Jeudi 28 mars 2024
lundi 17 septembre 2012

Liberté religieuse : une liberté absolue ou relative ?

Nils Muižnieks, Council of Europe Commissioner for Human Rights Nils Muižnieks, Council of Europe Commissioner for Human Rights Āboltiņa tiekas ar Eiropas Padomes cilvēktiesību komisāru Nilu Muižnieku

Durant l’été qui vient de s’écouler, de nombreuses voix se sont fait entendre pour dénoncer de multiples atteintes à la liberté religieuse en Europe. Il en fut ainsi, notamment, du Département d’Etat américain, par les interventions conjuguées de l’ambassadrice des Etats-Unis pour les libertés religieuses et de la secrétaire d’Etat Hillary Clinton, qui ont considéré que le monde faisait marche arrière dans la protection de la liberté religieuse. Toutes deux ont mis en parallèle la montée de la xénophobie, de l’antisémitisme et des sentiments antimusulmans, en Europe, et certaines lois votées notamment en Belgique et en France, qui pénaliseraient les musulmans. Dans le même temps, le commissaire aux Droits de l’Homme du Conseil de l’Europe, Nils Muiznieks, a tenu des propos semblables et stigmatisé, dans un rapport récent, la montée de l’islamophobie en Europe, laquelle s’exprimerait singulièrement par des atteintes discriminatoires à la liberté religieuse des musulmans.

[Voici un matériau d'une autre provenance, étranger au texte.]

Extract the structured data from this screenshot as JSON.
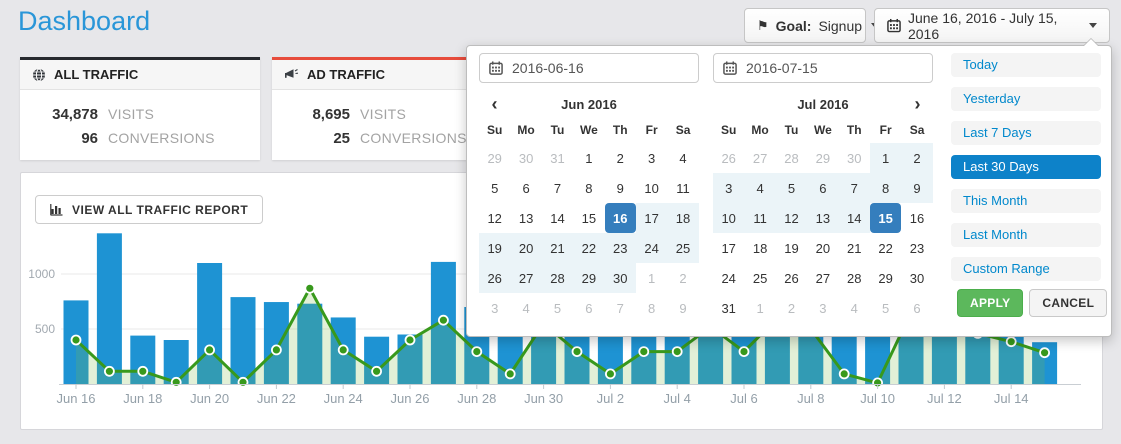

On voit là à l’œuvre deux dérives manifestes. L’une, qui s’observe dans la conception selon laquelle la liberté religieuse serait une liberté absolue, alors que tant les traditions nationales que les textes internationaux qui prévalent en Europe, telle la Convention européenne des Droits de l’Homme dont la Cour de Strasbourg assure la sauvegarde, en font une liberté restreinte. L’autre, qui voit des institutions traditionnellement vouées à la défense des droits de l’homme placer désormais la question de la liberté religieuse à l’agenda prioritaire de leurs préoccupations. Ces dernières le font en mettant en corrélation, de manière insidieuse et souvent peu recevable, le climat de xénophobie régnant indubitablement en Europe — tout comme les discriminations bien réelles existant notamment sur le marché de l’emploi à l’égard de citoyens originaires entre autres de pays à majorité musulmane —, et des initiatives législatives ou réglementaires récentes en matière de régulation du religieux.

Il en ressort l’image d’un paysage européen globalement hostile à la religion et aux convictions, ou entravant la liberté religieuse, ce qui ne correspond pas à la réalité que l’on peut observer en Europe : tout au contraire, l’on y constate plutôt que ce sont souvent ceux qui ne croient pas qui sont entravés dans leurs libertés (à Malte, en Irlande, en Pologne ou en Slovaquie par exemple). L’on sait aussi qu’en diverses circonstances, l’on y a réduit ou tenté d’y réduire la liberté d’expression pour faire droit à l’une ou l’autre sensibilité religieuse particulière — la jurisprudence des cours et tribunaux, dans plusieurs pays européens, comporte de nombreux cas récents de cette propension.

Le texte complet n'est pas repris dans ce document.